Immunocompromised hosts: Infections and biomarkers.

Incidence of sepsis is very high in most hospitals and sepsis in the febrile neutropenic cancer patient poses a significant challenge in both diagnosis and management. In a dataset of over 600,000 hospitalizations from six states in the United States, Williams et al.[1] reported a 4.9% incidence of sepsis. The incidence of sepsis was four fold higher in cancer patients at 16.4%. Mortality in cancer patients with sepsis at 37.8% was much higher than non-cancer patients.

According to a recent article,[2] the commonest causes of bloodstream infections in the febrile neutropenic patients are Gram-negative bacteria such as Escherichia coli, Pseudomonas aeruginosa and Klebsiella pneumonia. This was followed by Gram-positive organisms, commonest being coagulase negative Staphylococcus aureus.

The rarer causes of infections in immunocompromised patients include organisms such as Xanthomonas maltophilia, Corynebacterium species, Capnocytophagia, Listeria monocytogenes and Bacteroides fragilis.[3] In this issue Ghafur et al.[4] present an interesting case series of 29 episodes of bacteremia due to another rare organism, Elizabethkingia meningoseptica. E. meningoseptica has been known to cause meningitis in immunocompromised hosts such as premature neonates[5] and in elderly patients being ventilated in the long term acute care facilities.[6] E. meningoseptica has generally been reported in most series as being susceptible to antibiotics such as piperacillin-tazobactum and co-trimoxazole, but not to the routinely used ones. Identification of the organism is therefore extremely important.

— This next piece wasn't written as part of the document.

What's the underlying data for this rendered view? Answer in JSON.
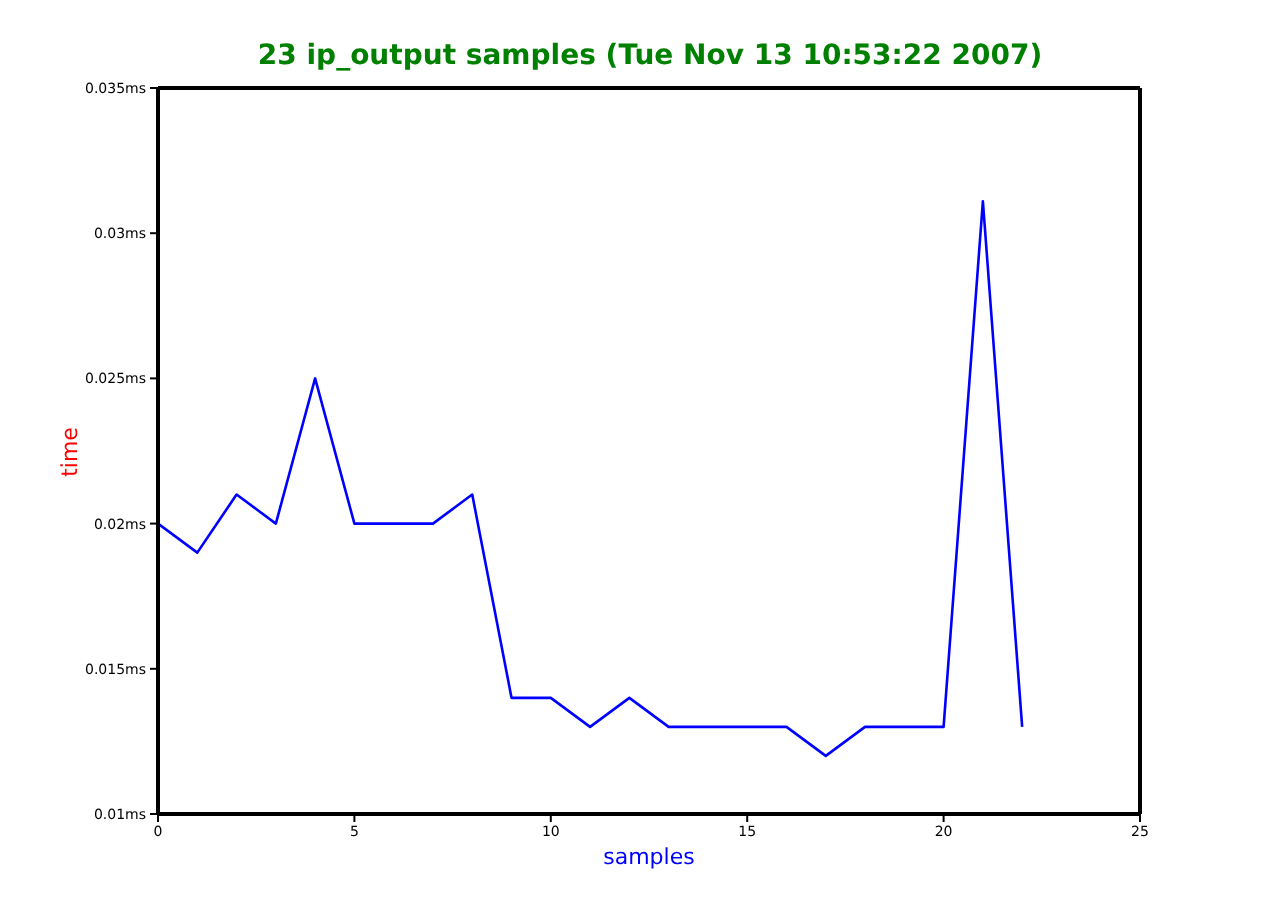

In the neutropenic patient, the inflammatory response is severely reduced so that fever may be the only sign of infection. The common approach to onset of fever in neutropenic patients is the administration of broad spectrum antibiotics. Some of these may not be warranted, rather leading to the development of resistance, colonization with drug resistant organisms and increased resource use. The surviving sepsis guidelines recommend administration of antibiotic within 1 h of recognition of severe sepsis and septic shock.[7] Identification of patients with infections therefore assumes vital importance. A recent review[8] described many biomarkers such as C-reactive protein (CRP), procalcitonin (PCT), serum amyloid A, mannan, and many others studied for confirmation of sepsis. Presently only CRP and PCT are used in routine clinical practice.

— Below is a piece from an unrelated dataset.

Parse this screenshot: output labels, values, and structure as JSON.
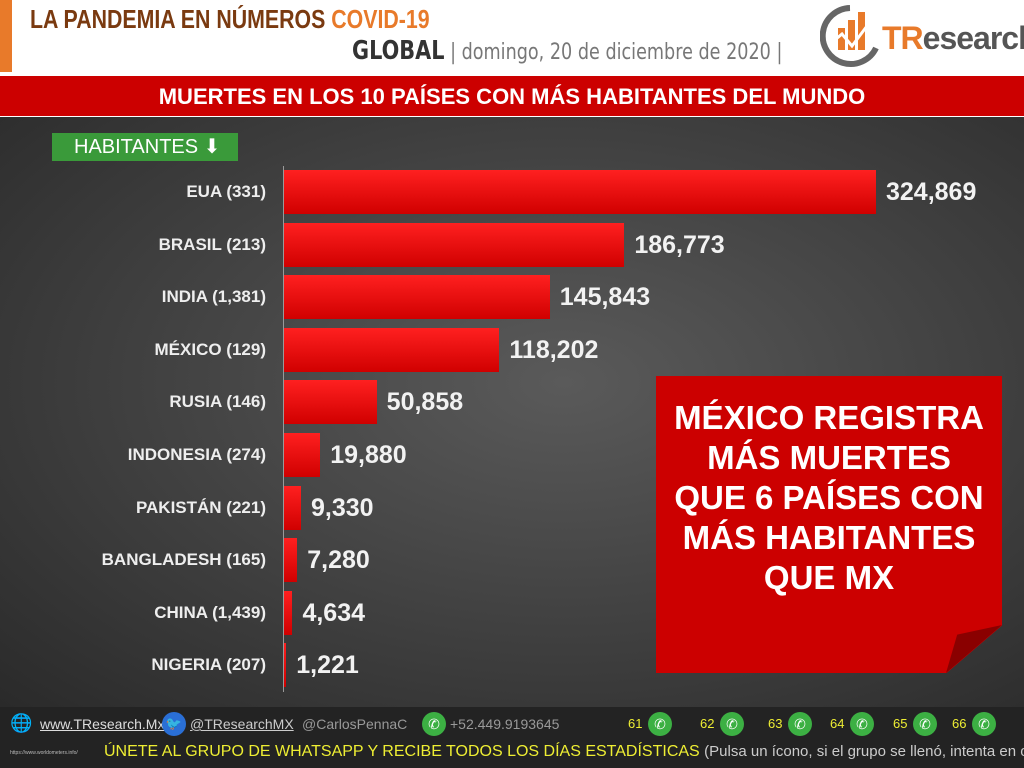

In this issue of the journal Meidani et al.[9] present their data of 64 adult febrile neutropenic patients in whom CRP and PCT were compared for their ability to accurately diagnose sepsis. They found that values of both CRP and PCT were raised. The sensitivity and specificity for PCT was much higher as compared to CRP. Assicot et al.[10] first reported increase in PCT in patients who had a bacterial infection and that the levels decreased with antibiotic treatment. They also reported that calcitonin levels remained normal in these patients. They concluded that levels of PCT correlated with the severity of bacterial infection. The results of the present study are similar to the meta-analysis,[11] which found that the ability of PCT to diagnose bacterial infection was much better than CRP. There are many studies in the literature which suggest that PCT is a useful biomarker for bacterial sepsis in patients with febrile neutropenia. A recent study[12] evaluated the use of PCT to distinguish between tumor related fever and fever due to sepsis in non-neutropenic cancer patients. They found that baseline PCT was elevated in patients with advanced cancer. PCT was higher in bloodstream infections than localized infections.

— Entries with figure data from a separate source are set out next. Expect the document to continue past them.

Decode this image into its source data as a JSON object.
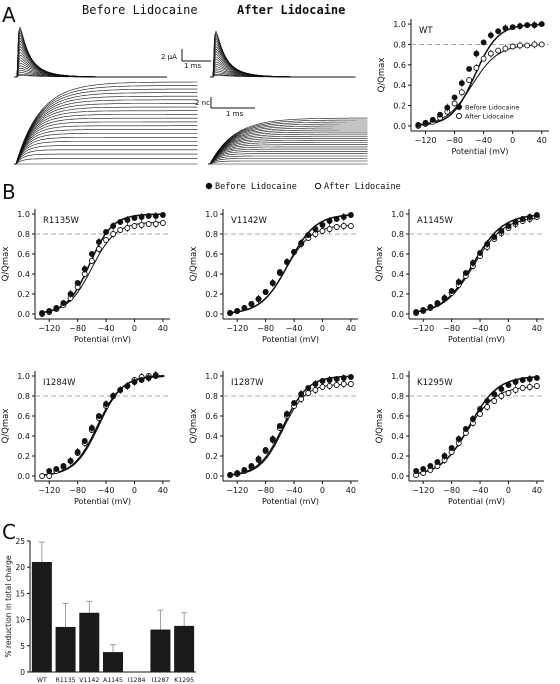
{
  "panels": {
    "A": {
      "letter": "A",
      "title_before": "Before Lidocaine",
      "title_after": "After Lidocaine",
      "scale_current": "2 μA",
      "scale_time_top": "1 ms",
      "scale_charge": "2 nc",
      "scale_time_bottom": "1 ms"
    },
    "B": {
      "letter": "B"
    },
    "C": {
      "letter": "C"
    }
  },
  "legend": {
    "before": "Before Lidocaine",
    "after": "After Lidocaine"
  },
  "colors": {
    "ink": "#111111",
    "reference_line": "#aaaaaa",
    "bar": "#1a1a1a"
  },
  "chart_data": [
    {
      "type": "scatter",
      "id": "wt",
      "label": "WT",
      "xlabel": "Potential (mV)",
      "ylabel": "Q/Qmax",
      "xlim": [
        -140,
        50
      ],
      "ylim": [
        -0.05,
        1.05
      ],
      "xticks": [
        -120,
        -80,
        -40,
        0,
        40
      ],
      "yticks": [
        0.0,
        0.2,
        0.4,
        0.6,
        0.8,
        1.0
      ],
      "reference_y": 0.8,
      "legend_position": "bottom-right",
      "before": {
        "name": "Before Lidocaine",
        "v12": -52,
        "k": 16,
        "x": [
          -130,
          -120,
          -110,
          -100,
          -90,
          -80,
          -70,
          -60,
          -50,
          -40,
          -30,
          -20,
          -10,
          0,
          10,
          20,
          30,
          40
        ],
        "y": [
          0.01,
          0.03,
          0.06,
          0.11,
          0.18,
          0.28,
          0.42,
          0.56,
          0.71,
          0.82,
          0.89,
          0.93,
          0.96,
          0.97,
          0.98,
          0.99,
          0.99,
          1.0
        ]
      },
      "after": {
        "name": "After Lidocaine",
        "v12": -56,
        "k": 18,
        "max": 0.8,
        "x": [
          -130,
          -120,
          -110,
          -100,
          -90,
          -80,
          -70,
          -60,
          -50,
          -40,
          -30,
          -20,
          -10,
          0,
          10,
          20,
          30,
          40
        ],
        "y": [
          0.0,
          0.02,
          0.04,
          0.08,
          0.14,
          0.22,
          0.33,
          0.45,
          0.57,
          0.66,
          0.71,
          0.74,
          0.76,
          0.78,
          0.79,
          0.79,
          0.8,
          0.8
        ]
      }
    },
    {
      "type": "scatter",
      "id": "r1135w",
      "label": "R1135W",
      "xlabel": "Potential (mV)",
      "ylabel": "Q/Qmax",
      "xlim": [
        -140,
        50
      ],
      "ylim": [
        -0.05,
        1.05
      ],
      "xticks": [
        -120,
        -80,
        -40,
        0,
        40
      ],
      "yticks": [
        0.0,
        0.2,
        0.4,
        0.6,
        0.8,
        1.0
      ],
      "reference_y": 0.8,
      "before": {
        "v12": -63,
        "k": 16,
        "x": [
          -130,
          -120,
          -110,
          -100,
          -90,
          -80,
          -70,
          -60,
          -50,
          -40,
          -30,
          -20,
          -10,
          0,
          10,
          20,
          30,
          40
        ],
        "y": [
          0.01,
          0.03,
          0.06,
          0.11,
          0.2,
          0.31,
          0.45,
          0.6,
          0.72,
          0.82,
          0.88,
          0.92,
          0.94,
          0.96,
          0.97,
          0.98,
          0.98,
          0.99
        ]
      },
      "after": {
        "v12": -60,
        "k": 17,
        "max": 0.92,
        "x": [
          -130,
          -120,
          -110,
          -100,
          -90,
          -80,
          -70,
          -60,
          -50,
          -40,
          -30,
          -20,
          -10,
          0,
          10,
          20,
          30,
          40
        ],
        "y": [
          0.0,
          0.02,
          0.05,
          0.09,
          0.16,
          0.27,
          0.4,
          0.53,
          0.65,
          0.74,
          0.8,
          0.84,
          0.86,
          0.88,
          0.89,
          0.9,
          0.9,
          0.91
        ]
      }
    },
    {
      "type": "scatter",
      "id": "v1142w",
      "label": "V1142W",
      "xlabel": "Potential (mV)",
      "ylabel": "Q/Qmax",
      "xlim": [
        -140,
        50
      ],
      "ylim": [
        -0.05,
        1.05
      ],
      "xticks": [
        -120,
        -80,
        -40,
        0,
        40
      ],
      "yticks": [
        0.0,
        0.2,
        0.4,
        0.6,
        0.8,
        1.0
      ],
      "reference_y": 0.8,
      "before": {
        "v12": -48,
        "k": 19,
        "x": [
          -130,
          -120,
          -110,
          -100,
          -90,
          -80,
          -70,
          -60,
          -50,
          -40,
          -30,
          -20,
          -10,
          0,
          10,
          20,
          30,
          40
        ],
        "y": [
          0.01,
          0.03,
          0.06,
          0.1,
          0.15,
          0.22,
          0.31,
          0.41,
          0.52,
          0.62,
          0.71,
          0.79,
          0.85,
          0.89,
          0.93,
          0.95,
          0.97,
          0.99
        ]
      },
      "after": {
        "v12": -52,
        "k": 18,
        "max": 0.89,
        "x": [
          -130,
          -120,
          -110,
          -100,
          -90,
          -80,
          -70,
          -60,
          -50,
          -40,
          -30,
          -20,
          -10,
          0,
          10,
          20,
          30,
          40
        ],
        "y": [
          0.01,
          0.03,
          0.06,
          0.1,
          0.15,
          0.22,
          0.31,
          0.42,
          0.52,
          0.62,
          0.7,
          0.76,
          0.8,
          0.83,
          0.85,
          0.87,
          0.88,
          0.88
        ]
      }
    },
    {
      "type": "scatter",
      "id": "a1145w",
      "label": "A1145W",
      "xlabel": "Potential (mV)",
      "ylabel": "Q/Qmax",
      "xlim": [
        -140,
        50
      ],
      "ylim": [
        -0.05,
        1.05
      ],
      "xticks": [
        -120,
        -80,
        -40,
        0,
        40
      ],
      "yticks": [
        0.0,
        0.2,
        0.4,
        0.6,
        0.8,
        1.0
      ],
      "reference_y": 0.8,
      "before": {
        "v12": -50,
        "k": 21,
        "x": [
          -130,
          -120,
          -110,
          -100,
          -90,
          -80,
          -70,
          -60,
          -50,
          -40,
          -30,
          -20,
          -10,
          0,
          10,
          20,
          30,
          40
        ],
        "y": [
          0.02,
          0.04,
          0.07,
          0.11,
          0.16,
          0.23,
          0.32,
          0.41,
          0.51,
          0.61,
          0.7,
          0.77,
          0.83,
          0.88,
          0.92,
          0.95,
          0.97,
          0.99
        ]
      },
      "after": {
        "v12": -49,
        "k": 21,
        "max": 0.97,
        "x": [
          -130,
          -120,
          -110,
          -100,
          -90,
          -80,
          -70,
          -60,
          -50,
          -40,
          -30,
          -20,
          -10,
          0,
          10,
          20,
          30,
          40
        ],
        "y": [
          0.01,
          0.03,
          0.06,
          0.1,
          0.15,
          0.21,
          0.29,
          0.38,
          0.48,
          0.58,
          0.67,
          0.75,
          0.81,
          0.86,
          0.9,
          0.93,
          0.95,
          0.97
        ]
      }
    },
    {
      "type": "scatter",
      "id": "i1284w",
      "label": "I1284W",
      "xlabel": "Potential (mV)",
      "ylabel": "Q/Qmax",
      "xlim": [
        -140,
        50
      ],
      "ylim": [
        -0.05,
        1.05
      ],
      "xticks": [
        -120,
        -80,
        -40,
        0,
        40
      ],
      "yticks": [
        0.0,
        0.2,
        0.4,
        0.6,
        0.8,
        1.0
      ],
      "reference_y": 0.8,
      "before": {
        "v12": -52,
        "k": 17,
        "x": [
          -120,
          -110,
          -100,
          -90,
          -80,
          -70,
          -60,
          -50,
          -40,
          -30,
          -20,
          -10,
          0,
          10,
          20,
          30
        ],
        "y": [
          0.05,
          0.07,
          0.1,
          0.15,
          0.24,
          0.35,
          0.48,
          0.6,
          0.72,
          0.8,
          0.86,
          0.9,
          0.94,
          0.96,
          0.98,
          1.0
        ]
      },
      "after": {
        "v12": -50,
        "k": 17,
        "max": 1.01,
        "x": [
          -130,
          -120,
          -110,
          -100,
          -90,
          -80,
          -70,
          -60,
          -50,
          -40,
          -30,
          -20,
          -10,
          0,
          10,
          20,
          30
        ],
        "y": [
          0.0,
          0.0,
          0.05,
          0.09,
          0.15,
          0.23,
          0.33,
          0.46,
          0.58,
          0.7,
          0.8,
          0.86,
          0.9,
          0.96,
          0.99,
          1.0,
          1.01
        ]
      }
    },
    {
      "type": "scatter",
      "id": "i1287w",
      "label": "I1287W",
      "xlabel": "Potential (mV)",
      "ylabel": "Q/Qmax",
      "xlim": [
        -140,
        50
      ],
      "ylim": [
        -0.05,
        1.05
      ],
      "xticks": [
        -120,
        -80,
        -40,
        0,
        40
      ],
      "yticks": [
        0.0,
        0.2,
        0.4,
        0.6,
        0.8,
        1.0
      ],
      "reference_y": 0.8,
      "before": {
        "v12": -55,
        "k": 17,
        "x": [
          -130,
          -120,
          -110,
          -100,
          -90,
          -80,
          -70,
          -60,
          -50,
          -40,
          -30,
          -20,
          -10,
          0,
          10,
          20,
          30,
          40
        ],
        "y": [
          0.01,
          0.03,
          0.06,
          0.1,
          0.17,
          0.26,
          0.37,
          0.5,
          0.62,
          0.73,
          0.82,
          0.88,
          0.92,
          0.95,
          0.96,
          0.97,
          0.98,
          0.99
        ]
      },
      "after": {
        "v12": -56,
        "k": 16,
        "max": 0.92,
        "x": [
          -130,
          -120,
          -110,
          -100,
          -90,
          -80,
          -70,
          -60,
          -50,
          -40,
          -30,
          -20,
          -10,
          0,
          10,
          20,
          30,
          40
        ],
        "y": [
          0.01,
          0.02,
          0.05,
          0.09,
          0.16,
          0.25,
          0.36,
          0.48,
          0.6,
          0.7,
          0.77,
          0.83,
          0.86,
          0.89,
          0.9,
          0.91,
          0.92,
          0.92
        ]
      }
    },
    {
      "type": "scatter",
      "id": "k1295w",
      "label": "K1295W",
      "xlabel": "Potential (mV)",
      "ylabel": "Q/Qmax",
      "xlim": [
        -140,
        50
      ],
      "ylim": [
        -0.05,
        1.05
      ],
      "xticks": [
        -120,
        -80,
        -40,
        0,
        40
      ],
      "yticks": [
        0.0,
        0.2,
        0.4,
        0.6,
        0.8,
        1.0
      ],
      "reference_y": 0.8,
      "before": {
        "v12": -55,
        "k": 20,
        "x": [
          -130,
          -120,
          -110,
          -100,
          -90,
          -80,
          -70,
          -60,
          -50,
          -40,
          -30,
          -20,
          -10,
          0,
          10,
          20,
          30,
          40
        ],
        "y": [
          0.05,
          0.07,
          0.1,
          0.14,
          0.2,
          0.28,
          0.37,
          0.47,
          0.57,
          0.67,
          0.75,
          0.82,
          0.87,
          0.91,
          0.94,
          0.96,
          0.97,
          0.98
        ]
      },
      "after": {
        "v12": -58,
        "k": 20,
        "max": 0.9,
        "x": [
          -130,
          -120,
          -110,
          -100,
          -90,
          -80,
          -70,
          -60,
          -50,
          -40,
          -30,
          -20,
          -10,
          0,
          10,
          20,
          30,
          40
        ],
        "y": [
          0.01,
          0.03,
          0.06,
          0.1,
          0.16,
          0.24,
          0.33,
          0.43,
          0.53,
          0.62,
          0.69,
          0.75,
          0.8,
          0.83,
          0.86,
          0.88,
          0.89,
          0.9
        ]
      }
    },
    {
      "type": "bar",
      "id": "reduction",
      "ylabel": "% reduction in total charge",
      "ylim": [
        0,
        25
      ],
      "yticks": [
        0,
        5,
        10,
        15,
        20,
        25
      ],
      "categories": [
        "WT",
        "R1135",
        "V1142",
        "A1145",
        "I1284",
        "I1287",
        "K1295"
      ],
      "values": [
        21.0,
        8.6,
        11.3,
        3.8,
        0.0,
        8.1,
        8.8
      ],
      "errors": [
        3.8,
        4.5,
        2.2,
        1.4,
        0.0,
        3.7,
        2.5
      ]
    }
  ]
}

Vänskä et al.[13] found PCT had high negative predictive value in febrile neutropenic adults and reported that combining PCT with interleukin-10 will improve its predictive ability for complicated course. A recent meta-analysis[14] of eight studies suggested that PCT guided antibiotic therapy for respiratory tract infections led to reduced use of antibiotics and reduced duration of antibiotic therapy.

The main limitation of the present study is the small sample size, but it confirms the utility of PCT over CRP in diagnosing sepsis early and it should be a part of our armamentarium when dealing with these patients. Ahn et al.[15] combined Multinational Association for Supportive Care in Cancer (MASCC) risk index score with PCT and found that this improved the ability to accurately stratify the patient’s risk for complicated course of febrile neutropenia. Thus, the use of PCT to risk stratify and to guide stopping and starting of antibiotics will reduce total antibiotic usage and duration of antibiotic therapy and may also improve outcomes. Given the present prevalence of multi-drug resistant bacteria and the rising cost of antibiotic therapy this may be particularly relevant to developing countries.